Banyak yang berpikir terlalu muluk untuk membangun dan mengembangkan network, padahal itu hanya pekerjaan sederhana yang bila dilakukan secara kontinyu akan membuahkan hasil signifikan. Hadirilah undangan, kunjungi sahabat dan kerabat, sering-sering membuat kontak dengan teman-teman lama, dalam setiap kesempatan upayakan mendapat teman baru, aktiflah dalam oraganisasi mulai dari organisasi kecil seperti arisan keluarga hingga organisasi besar seperti ormas atau organisasi keagamaaan.
Seorang salesmen pekerja keras akan mendatangi calon pembeli door to door tapi seorang salesmen pekerja cerdas akan melakukan prensentasi produk di dalam sebuah event yang sedang dihadiri oleh orang ramai.
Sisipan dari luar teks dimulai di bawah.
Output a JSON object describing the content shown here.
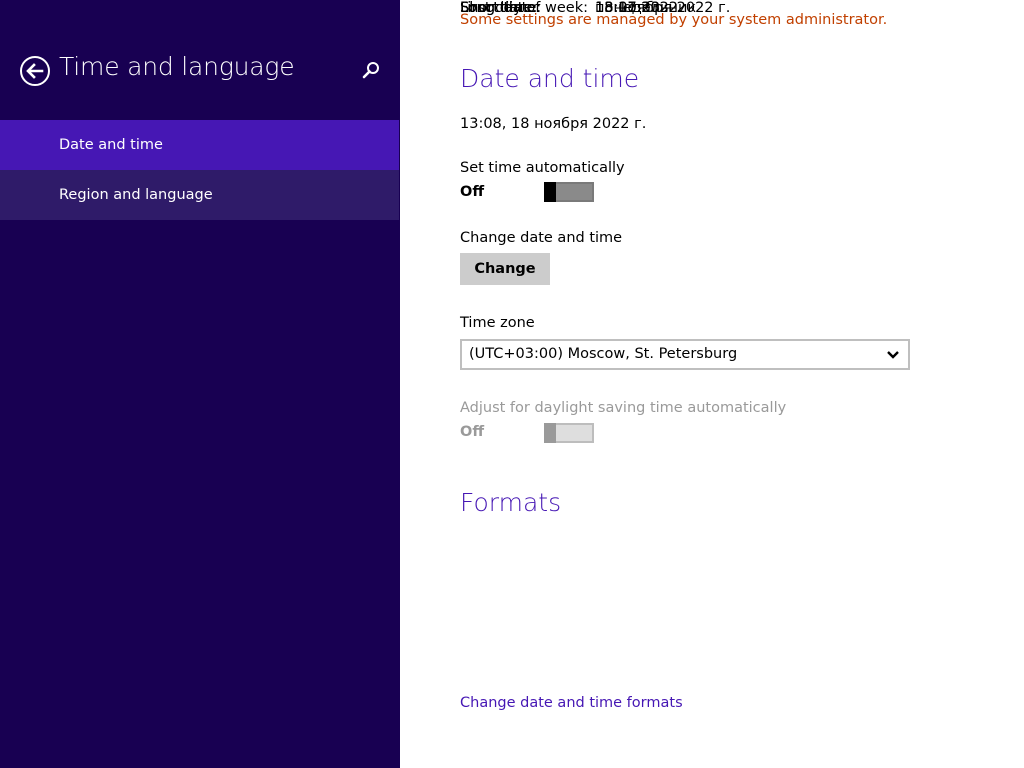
{
  "sidebar": {
    "title": "Time and language",
    "items": [
      {
        "label": "Date and time",
        "selected": true
      },
      {
        "label": "Region and language",
        "selected": false
      }
    ],
    "icons": {
      "back": "back-arrow-icon",
      "search": "search-icon"
    }
  },
  "main": {
    "admin_notice": "Some settings are managed by your system administrator.",
    "date_time": {
      "heading": "Date and time",
      "current": "13:08, 18 ноября 2022 г.",
      "set_auto_label": "Set time automatically",
      "set_auto_state": "Off",
      "change_label": "Change date and time",
      "change_button": "Change",
      "timezone_label": "Time zone",
      "timezone_value": "(UTC+03:00) Moscow, St. Petersburg",
      "dst_label": "Adjust for daylight saving time automatically",
      "dst_state": "Off"
    },
    "formats": {
      "heading": "Formats",
      "rows": [
        {
          "label": "First day of week:",
          "value": "понедельник"
        },
        {
          "label": "Short date:",
          "value": "18.11.2022"
        },
        {
          "label": "Long date:",
          "value": "18 ноября 2022 г."
        },
        {
          "label": "Short time:",
          "value": "13:07"
        },
        {
          "label": "Long time:",
          "value": "13:07:33"
        }
      ],
      "change_link": "Change date and time formats"
    }
  },
  "colors": {
    "sidebar_bg": "#180052",
    "selected_item": "#4617b4",
    "hover_item": "#2f1b69",
    "accent": "#4617b4",
    "warning": "#c14000"
  }
}
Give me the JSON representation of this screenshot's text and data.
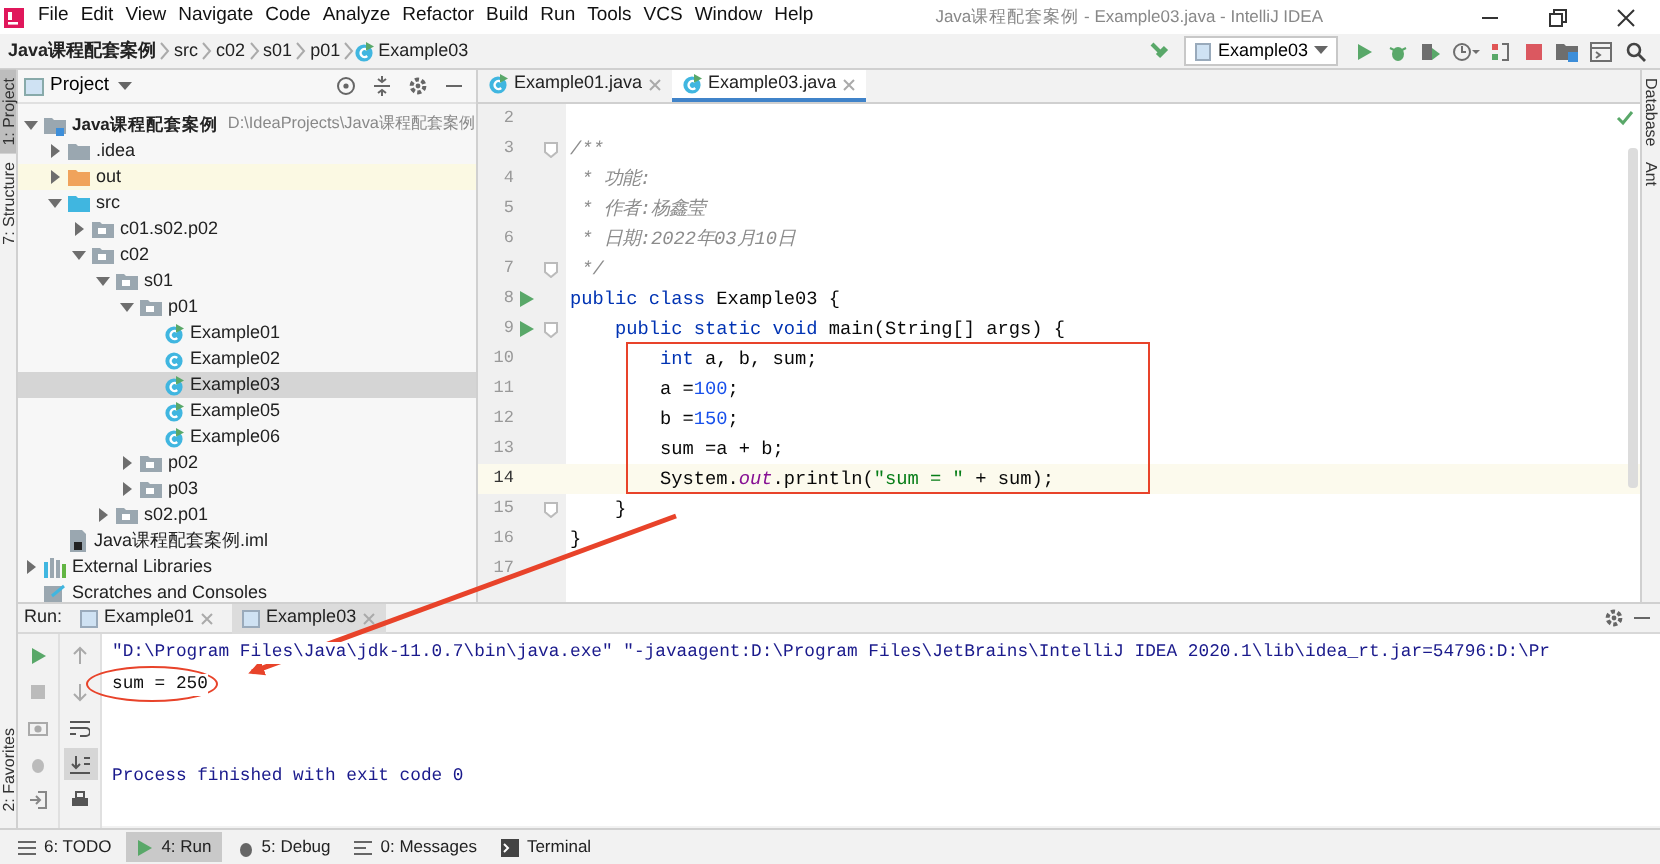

Seorang marketter pekerja keras akan berupaya mengenal orang-orang yang ditemuinya satu persatu tapi seorang maketter pekerja cerdas akan berupaya menjadi anggota organisasi komunitas hobi, organisasi profesi atau organisasi asosiasi untuk bisa merekrut para anggotanya menjadi pelanggan dari perusahaannya.
Seorang petani pekerja keras akan menanam palawija dari musim ke musim tapi petani pekerja cerdas akan menanam tanaman keras agar mendapat panen setiap musim secara kontinyu hingga puluhan tahun. Seorang politikus pekerja keras akan berupaya sekuat tenaga merayu konstituennya setiap kali masa pemilihan tiba, tapi politikus pekerja cerdas akan membangun jaringan komunikasi yang intensif dan kontinyu dengan rakyatnya, mengembangkan karakter dan kapasitas diri yang mumpuni, sehingga akan automatis terpilih pada setiap kali pemilu.
Akhirnya dapat dicermati bahwa pada umumnya pekerja keras lebih mengandalkan kekuatan fisiknya untuk mendapatkan hasil yang bersifat instan namun seasonal, tapi pekerja cerdas lebih mengoptimalkan kecerdasan akal budinya untuk membangun sebuah pola kerja yang sistematis sehingga walaupun membutuhkan waktu untuk memperoleh hasil, namun bersifat permanen dan berkelanjutan. Keduanya sama-sama hanya punya waktu 24 jam sehari, 7 hari seminggu dan 12 bulan dalam setahun, tapi hasil yang diperoleh sang pekerja keras dengan sang “pekerja cerdas” sungguh berbeda berkali lipat.